И вот старик идет в трактир – галдеть о непокорстве и пить чай и водку, а сын, не пьющий ни капли, сидит в темной с «Историей пугачевского бунта» в руках и находит, что Пушкин – хороший писатель… Темную даже и не запирали для него, зная, что из трактира придет отец посмотреть: «сидит ли?» И точно: приходил смотреть…
– Да сижу, сижу, не беспокойся! – отозвался сын из глубины отворенной тюрьмы, куда пришла к нему жена. – Иди, ложись спать, только уж потом смотри, не дури!.. Уж я, брат, тогда потребую от тебя послушания; не даром я сижу…
Недавно в нашей местности был такой случай: два брата крестьянина «посекли» родную мать.
– Как так?
– Да очень набалована…ничего не поделаешь!
С уничтожением ямщины и проведением Николаевской железной дороги масса крестьян, привыкших к легкой наживе, чаям, сахарам, наливочкам, подаркам проезжающих и т. д., принуждена была «сесть на землю», взяться за косу. Это пришлось сделать молодому поколению, ибо старое было уже набаловано.Таким образом, молодое поколение положило начало, почти по всему старому тракту, настоящему крестьянству, а старому осталось одно – допивать остатки и доживать свои годы. Вот из числа «допивающих» и была та набалованная мать, которую принуждены были учить родные дети. Пила она много и воровала у детей, у невесток разные вещи, которые и закладывала в кабаке…
Вот ее и поучили, для «ее же пользы». И как это ни жестоко, но и эта избалованная господами, проезжающими купцами мать и этот глупый старик, чувствующий успокоение расстроенной пьянством печени в заключении сына в «темную», в глубине души чувствуют превосходство детей их над собою во всех отношениях: они и умнее, и аккуратнее, и работящее. Допивая остатки, они чувствуют, что песня их спета и что дети лучше их. Не таков, однако, тот родитель, тот из оскорбленных временем и порядками отцов, с вдохновенными произведениями которого мне пришлось случайно познакомиться… Этот верит в правоту свою непоколебимо, не раскаивается и не прощает.
4
Вот что читал я в его рукописи, после того как он пошел осматривать все мое «заведение»: «Топор выпадает из его рук и адюльтер остается ненаказанным «что же мне делать теперь?» восклицает муж, но в объятия его бросается маленькая дочь его Марта и занавес падает. Альбер Дельпи также порадовал парижан новинкой… Если бы ты долотом продолбил свою голову, то и в это время невозможно для тебя сообразить о моем уме, который может проникать повсеместно, единственно волею всемогущего творца. Безумец, говорю тебе: не хотяй смерти грешника! Успокой старость преклонного отца, который все средства содержания на тебя опровергнул, оставшись при конце дней в унынии и без помощи. Для того ли я жертвовал до последней капли на твое образование и просвещение? все решительно истощил как деньгами также и вещами, не упоминая о харчевом довольствии наставников твоих, между тем вижу в течение трех месяцев, не соблюдая постов и не почитая родителей, занимаешься недостойно просвещенного человека описанием всякой твари, кошки, собаки, какой-либо пень и тот дороже отца, почтенного от высшего начальства, и кровь свою источившего на твое образование, дабы под старость иметь опору. Отжени врага рода человеческого, призови бога всевышнего, омой слезами оскверненную душу и успокой родителя помощию от трудов твоих, ибо без меня не только образования, но и существования ты бы не имел…»
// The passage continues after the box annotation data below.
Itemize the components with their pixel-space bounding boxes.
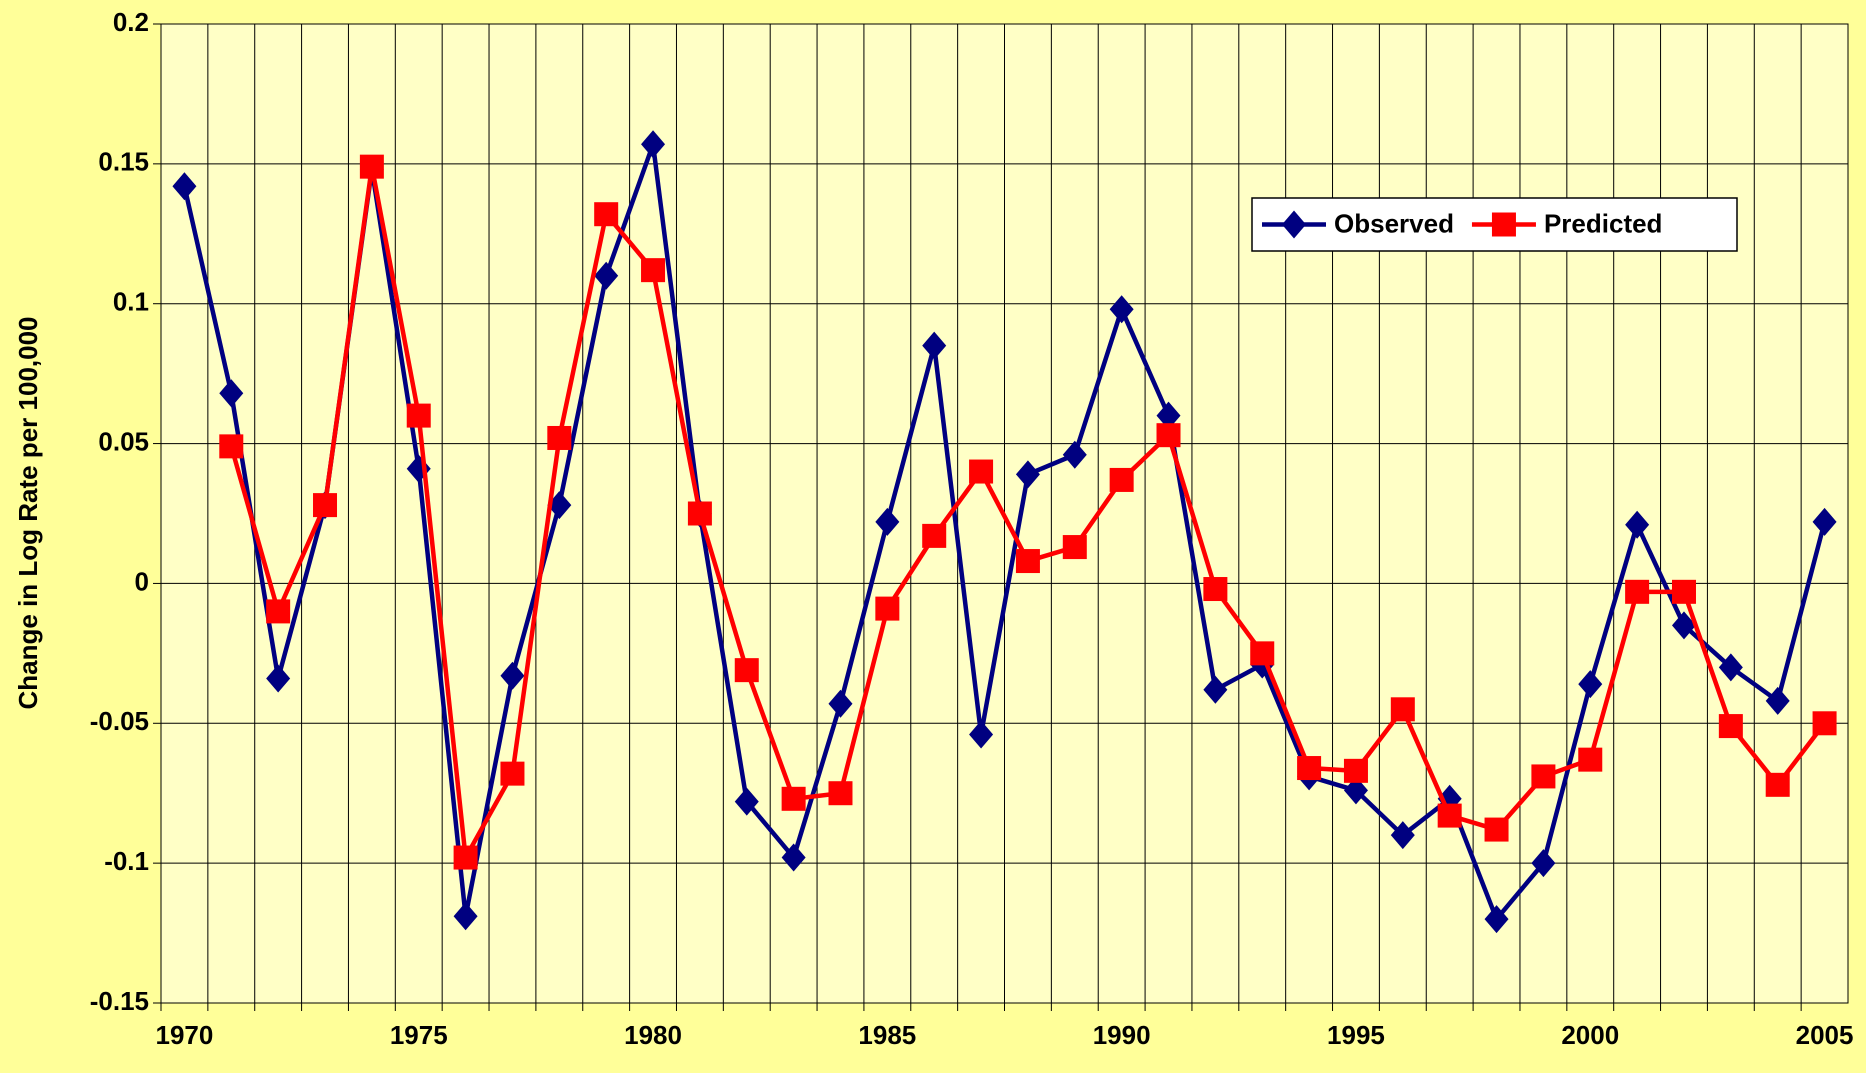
marker: [969, 720, 994, 749]
series-line: [182, 142, 1827, 922]
marker: [1812, 711, 1837, 736]
marker: [828, 781, 853, 806]
marker: [1062, 535, 1087, 560]
marker: [781, 843, 806, 872]
marker: [1578, 747, 1603, 772]
marker: [1812, 507, 1837, 536]
marker: [734, 658, 759, 683]
marker: [359, 154, 384, 179]
y-tick-label: -0.1: [104, 846, 149, 876]
x-tick-label: 1980: [624, 1020, 682, 1050]
marker: [594, 261, 619, 290]
marker: [406, 403, 431, 428]
marker: [266, 599, 291, 624]
marker: [875, 596, 900, 621]
marker: [1718, 714, 1743, 739]
x-tick-label: 1975: [390, 1020, 448, 1050]
y-tick-label: 0.1: [113, 287, 149, 317]
marker: [547, 491, 572, 520]
marker: [1671, 579, 1696, 604]
marker: [453, 845, 478, 870]
y-axis-label: Change in Log Rate per 100,000: [13, 316, 43, 709]
marker: [1156, 401, 1181, 430]
marker: [828, 689, 853, 718]
x-tick-label: 2000: [1561, 1020, 1619, 1050]
y-tick-label: 0.2: [113, 7, 149, 37]
marker: [687, 501, 712, 526]
marker: [734, 787, 759, 816]
x-tick-label: 1985: [858, 1020, 916, 1050]
legend: Observed Predicted: [1251, 197, 1738, 252]
marker: [313, 493, 338, 518]
y-tick-label: 0: [135, 566, 149, 596]
marker: [1491, 212, 1516, 237]
marker: [1671, 611, 1696, 640]
marker: [1282, 210, 1306, 239]
marker: [1531, 849, 1556, 878]
marker: [1343, 758, 1368, 783]
x-tick-label: 1995: [1327, 1020, 1385, 1050]
marker: [1109, 467, 1134, 492]
marker: [922, 331, 947, 360]
marker: [1203, 675, 1228, 704]
marker: [1062, 440, 1087, 469]
marker: [1625, 579, 1650, 604]
marker: [1390, 821, 1415, 850]
marker: [500, 761, 525, 786]
marker: [219, 379, 244, 408]
marker: [1343, 776, 1368, 805]
marker: [641, 258, 666, 283]
marker: [1625, 510, 1650, 539]
marker: [1578, 670, 1603, 699]
marker: [453, 902, 478, 931]
marker: [219, 434, 244, 459]
marker: [1297, 756, 1322, 781]
y-tick-label: 0.05: [98, 426, 149, 456]
legend-label: Observed: [1334, 208, 1454, 238]
marker: [781, 786, 806, 811]
x-tick-label: 1990: [1093, 1020, 1151, 1050]
x-tick-label: 1970: [156, 1020, 214, 1050]
marker: [1765, 772, 1790, 797]
marker: [266, 664, 291, 693]
marker: [1156, 423, 1181, 448]
marker: [1015, 549, 1040, 574]
marker: [1437, 803, 1462, 828]
y-tick-label: -0.05: [90, 706, 149, 736]
marker: [1484, 817, 1509, 842]
marker: [969, 459, 994, 484]
y-tick-label: -0.15: [90, 986, 149, 1016]
x-tick-label: 2005: [1796, 1020, 1854, 1050]
legend-label: Predicted: [1544, 208, 1663, 238]
marker: [500, 661, 525, 690]
marker: [1390, 697, 1415, 722]
marker: [641, 130, 666, 159]
marker: [875, 507, 900, 536]
marker: [1765, 686, 1790, 715]
marker: [1484, 905, 1509, 934]
marker: [1015, 460, 1040, 489]
marker: [1531, 764, 1556, 789]
marker: [594, 202, 619, 227]
marker: [1109, 295, 1134, 324]
marker: [1250, 641, 1275, 666]
y-tick-label: 0.15: [98, 147, 149, 177]
marker: [547, 425, 572, 450]
marker: [922, 523, 947, 548]
marker: [1203, 577, 1228, 602]
marker: [1718, 653, 1743, 682]
marker: [172, 172, 197, 201]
Месяцев через шесть после этого письма (под каждым письмом находился год и число) вдохновенный отец переписывает в свою тетрадь такое письмо:
«Его привеллебию отцу иерею Михаилу Остромыслову в селении Глушице священнослужителю всепокорнейшее прошение!
«Сего числа известился я о сыне моем Симеоне, как будучи он по живописной части, снял подряд написания во храме селения Глушиц четырех образов суммою, сказывают, до ста рублей серебром – то как отец припадаю об удовлетворении меня в означенной сумме. Будучи преклонных лет и по слабости своего здоровья, которое все пожертвовал в ревности служения и почтен от высшего начальства – я из последнего моего соку, не жалея копейки, оставшей от трудов, и окончательно истощив всякие способы пропитания своего – все сие употребил для высшего просвещения сына моего Симеона, дабы под старость иметь утешение и денежное удовлетворение от его ко мне любви за мои труды и последние капли крови моей, коие я истощил на него, оставши нищим. Но зловредное учение социлизма, внедривши подобно какой болезни развратной, будучи он в Петербурге в учении – то не только чтить отца, но с гордостию считать стал дураком, а себя превыше всякого смысла как бы великолепного ума. Но как верую в творца вседержителя, то молясь денно и ночно и со слезами призывая бога в помощники с ангелы и архангелы, получил утешение в том, что согласился взяться он за церковную работу, а то все презирал. Ваше священное благоутробие! Отец иерей! внемли голосу престарелого старца! на краю пропасти могильной уже одною ногою близко нахожусь! Какие будут моему Симеону деньги, то я умоляю до последней копейки отнюдь не отдавать и все то неусыпно удержать до моего прибытия, так как я одного убытку для его просвещения понес все мое состояние и силы до последней капли крови. С умилением вопию к творцу и зиждителю и богу нашему, да не соблазнит тебя, священнослужитель, злоумышленная хитрость сына моего Симеона насчет выдачи ему под работу хотя бы трех рублей – не укрепится десница твоя в опровержении…»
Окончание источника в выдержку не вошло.